Here is an excerpt from a notice from Robert Lederman who organizes A.R.T.I.S.T., an organization representing, and comprised of, street artists in our city:
On Friday, April 4th 2008. the Parks Department told artists working in Union Square Park that for the next two years they would no longer be allowed to set up in or around the park on Wednesdays and Saturdays due to a construction project at the North end of the park. A restaurant is being built there on behalf of a board member of the Union Sq Partnership. As a result of the construction, the entire Greenmarket will be relocated from the North and West sides of the park to the South and West sides, the exact location artists have set up in for years.

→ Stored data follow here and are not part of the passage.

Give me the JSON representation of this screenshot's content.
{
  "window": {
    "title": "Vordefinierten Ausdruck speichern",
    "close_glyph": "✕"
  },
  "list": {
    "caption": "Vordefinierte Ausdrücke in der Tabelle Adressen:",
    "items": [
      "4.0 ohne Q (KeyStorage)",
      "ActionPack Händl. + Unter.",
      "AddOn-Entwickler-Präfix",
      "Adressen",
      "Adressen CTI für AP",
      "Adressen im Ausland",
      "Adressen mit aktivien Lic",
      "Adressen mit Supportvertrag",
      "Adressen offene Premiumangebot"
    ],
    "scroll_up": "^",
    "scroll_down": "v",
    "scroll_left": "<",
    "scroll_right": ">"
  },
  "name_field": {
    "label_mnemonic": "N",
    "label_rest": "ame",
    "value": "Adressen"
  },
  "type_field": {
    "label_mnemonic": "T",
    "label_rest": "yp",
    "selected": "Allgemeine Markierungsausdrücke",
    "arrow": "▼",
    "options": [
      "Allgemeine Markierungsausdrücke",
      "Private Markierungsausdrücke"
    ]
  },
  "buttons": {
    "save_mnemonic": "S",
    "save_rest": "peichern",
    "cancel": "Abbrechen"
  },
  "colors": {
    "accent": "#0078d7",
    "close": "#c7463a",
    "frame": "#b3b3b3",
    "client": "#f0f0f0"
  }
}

I explained (to the Parks Department) that artists have no problem with the Greenmarket and are willing to reasonably cooperate in making space for the construction project but that we also have NO intention of giving up our First Amendment rights in the park.
Some background: The Mayor deliberately under budgets the Parks Department each year. As a result, the Parks Department must somehow earn hundreds of millions of dollars each year in order to pay the bills for running the vast NYC parks system. They make up for the lack of funds by selling concessions, letting corporations rent public parks for special events and by privatizing public spaces, as is being done in USP with the new restaurant.
They also deal with this deliberate under budgeting by allowing private corporations like the Union Square Partnership, The Central Park Conservancy, the Battery Park Conservancy and the Bryant Park Conservancy to take over most, or in some cases all, of the operations in a particular park. In exchange for the funding, they are allowed to gradually transform NYC’s public parks into corporate run privatized parks, not much different than Disneyland or a private mall.